Relations août 2007
Évitons un psychodrame collectif qui nous détournerait du vrai débat; attendons un moment moins « chargé » sur le plan émotif pour corriger cette incongruité
D’emblée, je reconnais sans peine qu’un crucifix n’a pas sa place dans cette enceinte de nos débats parlementaires qu’est l’Assemblée nationale. En principe, il faudrait donc le retirer. Toutefois, pour des considérations de sagesse politique, je crois qu’il serait imprudent de le faire maintenant.
Je me souviens
Lorsque la controverse autour de ce crucifix a éclaté, Jacques Rouillard, du Département d’histoire de l’Université de Montréal, a publié un excellent texte éclairant les circonstances de son apparition (Le Devoir, 27 janv. 2007). On apprend qu’il a été apposé en octobre 1936, sous le premier gouvernement de l’Union nationale. Par ce geste, Maurice Duplessis manipulait habilement un symbole : il manifestait l’alliance qui allait unir son régime autoritaire au cléricalisme triomphant de l’Église catholique de l’époque. Loin d’honorer les « racines chrétiennes » de la société québécoise, ce crucifix rappelle donc plutôt cette sombre page de notre histoire où la religion et la politique entretenaient une collusion malsaine. Autant la démocratie que la foi sortiront défigurées de cette période d’instrumentalisation mutuelle.

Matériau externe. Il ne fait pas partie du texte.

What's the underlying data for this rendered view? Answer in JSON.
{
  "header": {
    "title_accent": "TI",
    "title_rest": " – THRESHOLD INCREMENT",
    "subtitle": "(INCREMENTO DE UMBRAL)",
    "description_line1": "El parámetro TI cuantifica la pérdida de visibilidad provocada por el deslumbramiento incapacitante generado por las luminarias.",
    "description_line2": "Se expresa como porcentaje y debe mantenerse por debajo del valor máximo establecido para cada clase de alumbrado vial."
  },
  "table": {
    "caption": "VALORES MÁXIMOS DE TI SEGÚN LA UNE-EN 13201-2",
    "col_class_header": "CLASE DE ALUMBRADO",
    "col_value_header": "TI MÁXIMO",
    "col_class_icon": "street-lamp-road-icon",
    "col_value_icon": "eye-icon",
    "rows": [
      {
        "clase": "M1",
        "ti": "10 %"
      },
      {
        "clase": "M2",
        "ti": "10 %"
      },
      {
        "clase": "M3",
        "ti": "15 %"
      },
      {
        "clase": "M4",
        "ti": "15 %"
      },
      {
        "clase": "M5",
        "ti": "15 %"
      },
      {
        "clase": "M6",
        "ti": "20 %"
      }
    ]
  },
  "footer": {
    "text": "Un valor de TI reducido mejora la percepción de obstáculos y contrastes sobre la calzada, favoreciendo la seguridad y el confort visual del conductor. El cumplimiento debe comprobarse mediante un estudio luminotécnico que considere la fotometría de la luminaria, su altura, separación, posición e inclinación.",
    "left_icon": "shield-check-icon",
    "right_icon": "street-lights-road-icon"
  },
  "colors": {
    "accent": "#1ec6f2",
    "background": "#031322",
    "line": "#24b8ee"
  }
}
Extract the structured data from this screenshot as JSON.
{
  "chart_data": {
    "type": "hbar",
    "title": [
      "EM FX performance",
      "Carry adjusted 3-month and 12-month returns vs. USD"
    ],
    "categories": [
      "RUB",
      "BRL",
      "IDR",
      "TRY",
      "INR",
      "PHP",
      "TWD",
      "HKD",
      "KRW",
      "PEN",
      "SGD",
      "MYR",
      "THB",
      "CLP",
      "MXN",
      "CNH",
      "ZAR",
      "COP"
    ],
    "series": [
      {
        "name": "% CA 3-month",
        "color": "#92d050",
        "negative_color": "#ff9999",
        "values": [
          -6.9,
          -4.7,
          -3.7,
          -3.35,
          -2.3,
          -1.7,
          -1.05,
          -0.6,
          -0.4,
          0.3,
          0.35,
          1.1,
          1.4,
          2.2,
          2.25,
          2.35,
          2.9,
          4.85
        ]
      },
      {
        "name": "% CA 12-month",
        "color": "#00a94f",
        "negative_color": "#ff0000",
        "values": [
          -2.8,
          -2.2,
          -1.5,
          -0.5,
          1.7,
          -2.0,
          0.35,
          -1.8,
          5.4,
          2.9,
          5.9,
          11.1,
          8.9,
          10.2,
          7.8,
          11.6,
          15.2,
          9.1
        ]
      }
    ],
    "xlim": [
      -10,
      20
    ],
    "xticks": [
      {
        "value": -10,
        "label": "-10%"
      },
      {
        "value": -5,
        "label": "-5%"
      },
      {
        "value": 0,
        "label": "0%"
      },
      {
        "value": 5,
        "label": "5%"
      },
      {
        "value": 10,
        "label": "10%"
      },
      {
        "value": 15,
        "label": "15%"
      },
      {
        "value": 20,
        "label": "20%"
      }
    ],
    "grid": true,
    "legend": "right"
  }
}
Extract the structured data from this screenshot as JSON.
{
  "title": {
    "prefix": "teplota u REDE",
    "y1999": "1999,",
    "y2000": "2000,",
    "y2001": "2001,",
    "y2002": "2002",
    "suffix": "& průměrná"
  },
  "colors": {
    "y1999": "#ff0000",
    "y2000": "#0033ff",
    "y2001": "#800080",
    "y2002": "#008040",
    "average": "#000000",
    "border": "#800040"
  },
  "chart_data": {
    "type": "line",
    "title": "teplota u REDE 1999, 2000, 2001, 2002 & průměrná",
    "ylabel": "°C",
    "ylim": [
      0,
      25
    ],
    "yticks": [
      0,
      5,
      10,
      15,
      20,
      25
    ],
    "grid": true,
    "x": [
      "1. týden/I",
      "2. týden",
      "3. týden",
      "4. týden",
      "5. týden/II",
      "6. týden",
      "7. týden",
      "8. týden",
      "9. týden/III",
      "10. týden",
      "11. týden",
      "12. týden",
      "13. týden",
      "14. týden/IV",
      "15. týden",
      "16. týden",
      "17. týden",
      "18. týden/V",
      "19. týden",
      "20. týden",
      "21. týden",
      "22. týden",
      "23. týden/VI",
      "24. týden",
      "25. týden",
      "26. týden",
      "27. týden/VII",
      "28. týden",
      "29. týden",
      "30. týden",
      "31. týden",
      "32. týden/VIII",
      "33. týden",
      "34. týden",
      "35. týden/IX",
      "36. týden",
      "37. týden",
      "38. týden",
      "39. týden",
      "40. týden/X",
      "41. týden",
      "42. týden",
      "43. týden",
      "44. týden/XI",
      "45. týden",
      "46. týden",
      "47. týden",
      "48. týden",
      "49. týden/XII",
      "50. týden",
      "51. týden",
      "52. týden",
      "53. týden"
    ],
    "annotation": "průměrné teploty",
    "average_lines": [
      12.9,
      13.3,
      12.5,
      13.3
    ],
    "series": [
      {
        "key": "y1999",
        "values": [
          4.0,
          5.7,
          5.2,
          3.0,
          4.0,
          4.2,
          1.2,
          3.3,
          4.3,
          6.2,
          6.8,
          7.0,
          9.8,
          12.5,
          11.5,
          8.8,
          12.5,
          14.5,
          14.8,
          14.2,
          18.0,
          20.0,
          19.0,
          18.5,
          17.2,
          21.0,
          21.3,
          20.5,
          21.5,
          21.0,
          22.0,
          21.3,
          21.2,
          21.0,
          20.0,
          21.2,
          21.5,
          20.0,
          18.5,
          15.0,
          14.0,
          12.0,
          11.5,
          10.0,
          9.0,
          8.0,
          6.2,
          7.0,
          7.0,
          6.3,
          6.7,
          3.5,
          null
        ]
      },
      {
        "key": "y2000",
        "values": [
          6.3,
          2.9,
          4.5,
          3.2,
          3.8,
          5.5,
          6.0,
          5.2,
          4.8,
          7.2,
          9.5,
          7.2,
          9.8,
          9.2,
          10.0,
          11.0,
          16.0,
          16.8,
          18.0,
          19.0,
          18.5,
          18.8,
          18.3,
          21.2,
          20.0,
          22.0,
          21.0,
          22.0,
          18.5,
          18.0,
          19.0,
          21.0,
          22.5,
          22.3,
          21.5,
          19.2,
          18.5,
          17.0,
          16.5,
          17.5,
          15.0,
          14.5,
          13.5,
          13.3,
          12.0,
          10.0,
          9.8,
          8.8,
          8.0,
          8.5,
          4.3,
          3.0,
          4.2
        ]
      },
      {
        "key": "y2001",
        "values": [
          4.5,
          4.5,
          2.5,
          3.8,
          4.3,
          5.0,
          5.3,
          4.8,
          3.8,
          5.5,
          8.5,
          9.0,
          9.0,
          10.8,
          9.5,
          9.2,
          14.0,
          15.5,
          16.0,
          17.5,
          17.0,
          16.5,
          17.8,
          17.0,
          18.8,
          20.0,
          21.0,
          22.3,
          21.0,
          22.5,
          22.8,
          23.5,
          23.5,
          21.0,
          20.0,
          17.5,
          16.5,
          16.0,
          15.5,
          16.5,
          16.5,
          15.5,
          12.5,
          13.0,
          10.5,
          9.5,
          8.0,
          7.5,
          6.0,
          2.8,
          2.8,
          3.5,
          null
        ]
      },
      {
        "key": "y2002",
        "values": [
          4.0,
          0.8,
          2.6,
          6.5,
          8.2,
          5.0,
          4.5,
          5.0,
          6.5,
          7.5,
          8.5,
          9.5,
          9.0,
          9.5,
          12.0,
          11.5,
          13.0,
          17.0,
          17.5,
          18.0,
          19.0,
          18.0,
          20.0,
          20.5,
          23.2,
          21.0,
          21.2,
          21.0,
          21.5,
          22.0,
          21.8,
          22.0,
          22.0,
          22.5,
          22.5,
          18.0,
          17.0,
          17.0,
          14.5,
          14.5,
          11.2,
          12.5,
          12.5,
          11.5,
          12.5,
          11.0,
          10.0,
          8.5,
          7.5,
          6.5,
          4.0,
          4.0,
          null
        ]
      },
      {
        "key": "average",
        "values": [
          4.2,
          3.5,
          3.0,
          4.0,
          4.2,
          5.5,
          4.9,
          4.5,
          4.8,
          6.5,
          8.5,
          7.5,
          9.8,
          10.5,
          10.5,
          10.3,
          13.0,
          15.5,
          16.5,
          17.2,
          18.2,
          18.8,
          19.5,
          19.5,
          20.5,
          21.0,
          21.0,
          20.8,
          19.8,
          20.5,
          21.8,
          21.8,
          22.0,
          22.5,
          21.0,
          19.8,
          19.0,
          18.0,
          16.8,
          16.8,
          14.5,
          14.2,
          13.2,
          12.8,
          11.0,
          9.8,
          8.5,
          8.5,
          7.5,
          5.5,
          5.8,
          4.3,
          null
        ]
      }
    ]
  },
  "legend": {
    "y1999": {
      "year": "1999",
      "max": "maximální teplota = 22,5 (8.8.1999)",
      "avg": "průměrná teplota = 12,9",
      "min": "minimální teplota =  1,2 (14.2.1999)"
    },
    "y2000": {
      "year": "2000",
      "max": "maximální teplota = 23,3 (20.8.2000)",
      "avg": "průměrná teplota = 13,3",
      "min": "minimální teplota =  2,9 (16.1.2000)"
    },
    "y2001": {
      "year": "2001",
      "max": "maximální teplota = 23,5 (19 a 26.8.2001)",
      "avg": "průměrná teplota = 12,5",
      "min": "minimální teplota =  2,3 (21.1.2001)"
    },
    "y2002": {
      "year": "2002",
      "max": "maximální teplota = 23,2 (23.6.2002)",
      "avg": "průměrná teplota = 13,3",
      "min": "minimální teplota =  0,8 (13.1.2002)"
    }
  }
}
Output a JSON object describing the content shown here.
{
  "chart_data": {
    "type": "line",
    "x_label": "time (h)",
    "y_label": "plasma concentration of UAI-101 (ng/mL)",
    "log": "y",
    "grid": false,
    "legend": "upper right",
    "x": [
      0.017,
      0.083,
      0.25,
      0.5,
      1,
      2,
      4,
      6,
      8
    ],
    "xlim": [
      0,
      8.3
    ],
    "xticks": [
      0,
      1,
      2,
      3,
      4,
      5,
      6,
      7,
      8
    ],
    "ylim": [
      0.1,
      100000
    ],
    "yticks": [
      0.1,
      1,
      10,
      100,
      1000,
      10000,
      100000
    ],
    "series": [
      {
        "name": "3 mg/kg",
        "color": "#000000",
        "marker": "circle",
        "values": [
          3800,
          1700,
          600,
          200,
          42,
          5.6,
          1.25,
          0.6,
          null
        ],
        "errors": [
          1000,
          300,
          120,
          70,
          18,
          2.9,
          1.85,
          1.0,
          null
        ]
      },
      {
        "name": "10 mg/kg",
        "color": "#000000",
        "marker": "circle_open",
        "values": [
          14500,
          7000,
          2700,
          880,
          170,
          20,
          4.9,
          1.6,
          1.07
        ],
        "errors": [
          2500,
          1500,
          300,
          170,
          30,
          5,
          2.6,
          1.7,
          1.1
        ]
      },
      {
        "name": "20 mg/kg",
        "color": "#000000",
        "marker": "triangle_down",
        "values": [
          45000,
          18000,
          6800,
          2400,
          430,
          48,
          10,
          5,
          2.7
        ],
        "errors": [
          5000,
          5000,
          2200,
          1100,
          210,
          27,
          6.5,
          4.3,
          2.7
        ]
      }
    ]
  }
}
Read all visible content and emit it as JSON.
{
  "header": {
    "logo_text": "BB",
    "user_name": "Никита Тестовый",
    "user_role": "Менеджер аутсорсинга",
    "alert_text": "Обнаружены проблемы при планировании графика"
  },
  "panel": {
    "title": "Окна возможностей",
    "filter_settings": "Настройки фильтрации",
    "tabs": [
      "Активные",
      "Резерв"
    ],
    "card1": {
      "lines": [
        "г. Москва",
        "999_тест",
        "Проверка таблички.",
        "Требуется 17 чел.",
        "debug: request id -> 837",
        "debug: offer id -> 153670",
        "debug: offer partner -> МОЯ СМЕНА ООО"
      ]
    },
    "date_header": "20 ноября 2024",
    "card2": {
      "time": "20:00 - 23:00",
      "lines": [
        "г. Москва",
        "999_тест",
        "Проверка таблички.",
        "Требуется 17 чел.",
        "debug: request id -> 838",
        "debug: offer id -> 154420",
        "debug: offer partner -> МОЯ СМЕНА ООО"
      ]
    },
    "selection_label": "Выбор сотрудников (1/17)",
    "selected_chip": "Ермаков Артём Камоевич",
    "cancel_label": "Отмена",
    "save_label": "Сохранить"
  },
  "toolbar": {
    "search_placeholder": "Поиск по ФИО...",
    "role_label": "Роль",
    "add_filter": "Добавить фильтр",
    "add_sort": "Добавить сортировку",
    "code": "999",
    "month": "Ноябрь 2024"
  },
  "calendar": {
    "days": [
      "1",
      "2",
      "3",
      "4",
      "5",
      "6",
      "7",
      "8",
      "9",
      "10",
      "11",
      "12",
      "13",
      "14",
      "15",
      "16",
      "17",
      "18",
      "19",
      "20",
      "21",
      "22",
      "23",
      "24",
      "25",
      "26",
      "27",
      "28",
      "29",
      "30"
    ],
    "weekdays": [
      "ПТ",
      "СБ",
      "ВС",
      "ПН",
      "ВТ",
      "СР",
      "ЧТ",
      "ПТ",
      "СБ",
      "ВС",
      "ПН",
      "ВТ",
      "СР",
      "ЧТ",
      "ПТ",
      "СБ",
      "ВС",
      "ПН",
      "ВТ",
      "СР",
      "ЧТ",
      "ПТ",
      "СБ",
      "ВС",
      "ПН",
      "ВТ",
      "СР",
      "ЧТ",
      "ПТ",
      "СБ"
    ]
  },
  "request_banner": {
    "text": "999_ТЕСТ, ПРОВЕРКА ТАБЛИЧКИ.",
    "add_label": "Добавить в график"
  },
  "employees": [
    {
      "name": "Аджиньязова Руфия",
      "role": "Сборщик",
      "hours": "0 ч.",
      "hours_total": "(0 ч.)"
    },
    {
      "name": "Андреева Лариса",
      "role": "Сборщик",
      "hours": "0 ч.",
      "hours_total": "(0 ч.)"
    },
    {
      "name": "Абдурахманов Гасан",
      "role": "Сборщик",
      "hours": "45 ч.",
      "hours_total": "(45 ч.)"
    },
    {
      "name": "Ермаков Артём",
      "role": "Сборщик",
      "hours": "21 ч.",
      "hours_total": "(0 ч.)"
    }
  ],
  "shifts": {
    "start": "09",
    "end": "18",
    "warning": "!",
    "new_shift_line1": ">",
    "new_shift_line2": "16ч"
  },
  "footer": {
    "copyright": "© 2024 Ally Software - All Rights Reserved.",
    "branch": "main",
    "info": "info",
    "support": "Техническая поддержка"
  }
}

Si le crucifix original de Duplessis était une pièce sans valeur artistique, soulignons cependant que la croix actuelle, installée lors de la rénovation du Salon bleu en 1982, est une véritable œuvre d’art. Fabriqué par Romuald Dion, un artisan de Saint-Hubert, elle est faite d’acajou, de bronze et d’acier martelé.
Le vrai débat
Ces faits étant établis, faut-il aujourd’hui décrocher ce crucifix? Dans le contexte social explosif qui entoure présentement les enjeux relatifs aux symboles religieux dans l’espace public, je crois qu’il serait imprudent de poser un tel geste. En ces temps où nombre de Québécois francophones éprouvent – à tort ou à raison – une insécurité identitaire, cela risquerait d’être perçu comme un excès de zèle inopportun, voire une provocation. Bien sûr, on pourrait démontrer que ce n’est pas le cas, mais il vaut probablement mieux concentrer nos efforts sur des enjeux d’une plus grande importance.
Évitons de prendre l’accessoire pour l’essentiel : enlever immédiatement ce crucifix ne réglera rien. Au contraire, cela risquerait de dégénérer en guerre de principes où se cristalliseraient les vives tensions et les malaises malsains qui traversent présentement la société québécoise. Ne donnons pas à ce crucifix une importance démesurée. Il n’est que l’arbre qui cache la forêt d’une réflexion beaucoup plus fondamentale à laquelle nous convie, entre autres, la Commission Taylor/Bouchard.
De plus, il m’apparaît qu’en cessant de nous « enfarger » sur des symboles religieux (crucifix, voile, érouv, kirpan, etc.), nous pourrions mieux nous attaquer au grave problème des inégalités socio-économiques qui sont les véritables obstacles à l’intégration citoyenne et à la pleine participation démocratique. Ces inégalités frappent trop de nos concitoyens – particulièrement ceux issus de l’immigration. Or, cela semble bien peu nous indigner! Pourtant, plus que n’importe quoi, ce sont d’abord elles qui minent dangereusement notre vivre-ensemble. En effet, en marginalisant les personnes, en les stigmatisant et en les maintenant dans la précarité, de telles inégalités sont les vraies sources des crispations identitaires potentiellement délétères pour nos valeurs communes d’égalité, de liberté et de laïcité. Ne perdons pas de vue que l’intégration et la pleine participation de tous passera toujours, d’une part, par la lutte à la discrimination, au racisme et au sexisme et, d’autre part, par des politiques d’accès à l’emploi, au logement, à une éducation publique et gratuite de qualité, à des services de francisation accessibles, etc. C’est là que se manifeste un authentique souci du vivre-ensemble.
Le moment propice
En 1982, au moment de rafraîchir le Salon bleu, on a cru bon remplacer le crucifix de Duplessis par une pièce dont la valeur artistique convenait mieux au décorum des lieux. Dans quelques années, lors des prochains travaux de rénovation de l’Assemblée nationale, on devra vraisemblablement le décrocher de nouveau… Souhaitons alors qu’on en profitera pour la déposer dans un endroit plus approprié – telle une vitrine d’exposition sur l’histoire de l’Hôtel du Parlement. En attendant ce moment propice, occupons-nous de l’essentiel : réaffirmer les balises d’un projet de société pluraliste et inclusif, juste et égalitaire, tolérant et démocratique pour le Québec.